Several books trace the profound transformations of Central Asia through its architecture and natural environment. The edition Desyat` maxallej [Ten Neighbourhoods] (in Russian) focuses on the traditional urban neighborhoods of Central Asia, functioning as local communities. This box-set release highlights their unique qualities in urban planning, customs, and social relationships. The album Soviet Asia: Soviet Modernist Architecture in Central Asia serves as a catalogue of photographs documenting modernist architecture in the countries of the former USSR, which became a symbol of the region’s social transformation in the twentieth century. The photo project Continental Drift by artists Taiyo Onorato and Nico Krebs is a visual diary documenting their journey from Switzerland to Ulaanbaatar.
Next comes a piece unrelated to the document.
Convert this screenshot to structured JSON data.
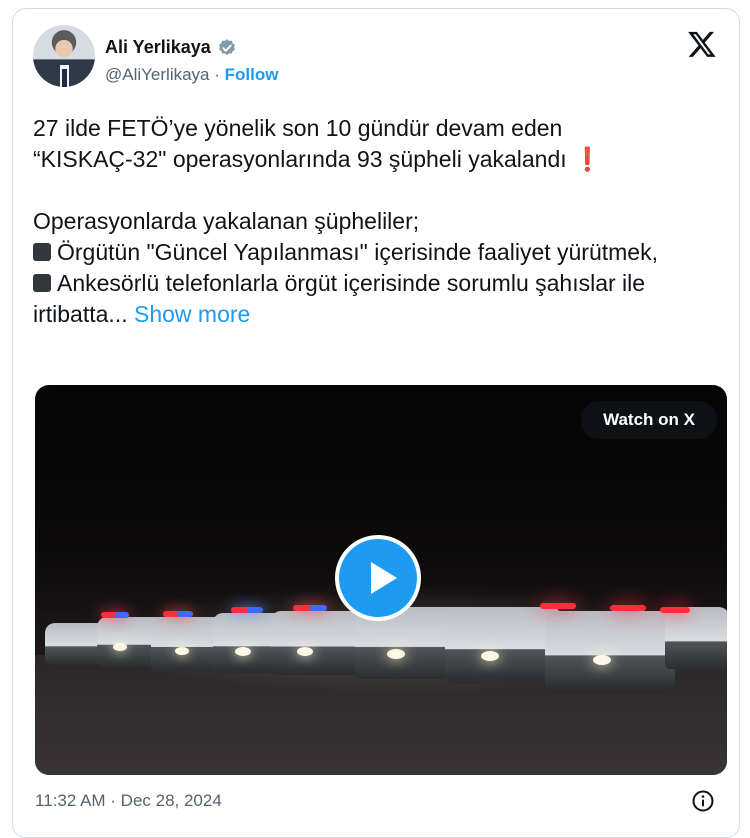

The authors created a series of photographs in which reality is often indistinguishable from fantasy: enigmatic landscapes, signs of various cultures, and their traditions.
The exhibition Split Together, Merged Apart follows the logic of archaeological analysis, where fragmented material requires imaginative reconstruction and reinterpretation. In turn, Gaston Bachelard’s The Poetics of Space (Russian edition) offers a comparable lens through which to examine the most intimate and familiar of places—the home. For Bachelard, every space—from attic to basement, even a large closet or a staircase—serves as a detail in a broader picture filled with memories and phantasms. Philosophy, poetry, phenomenology, and art become tools for a researcher who transforms the house into an emotional landscape, and each of us into an archaeologist of our own memory.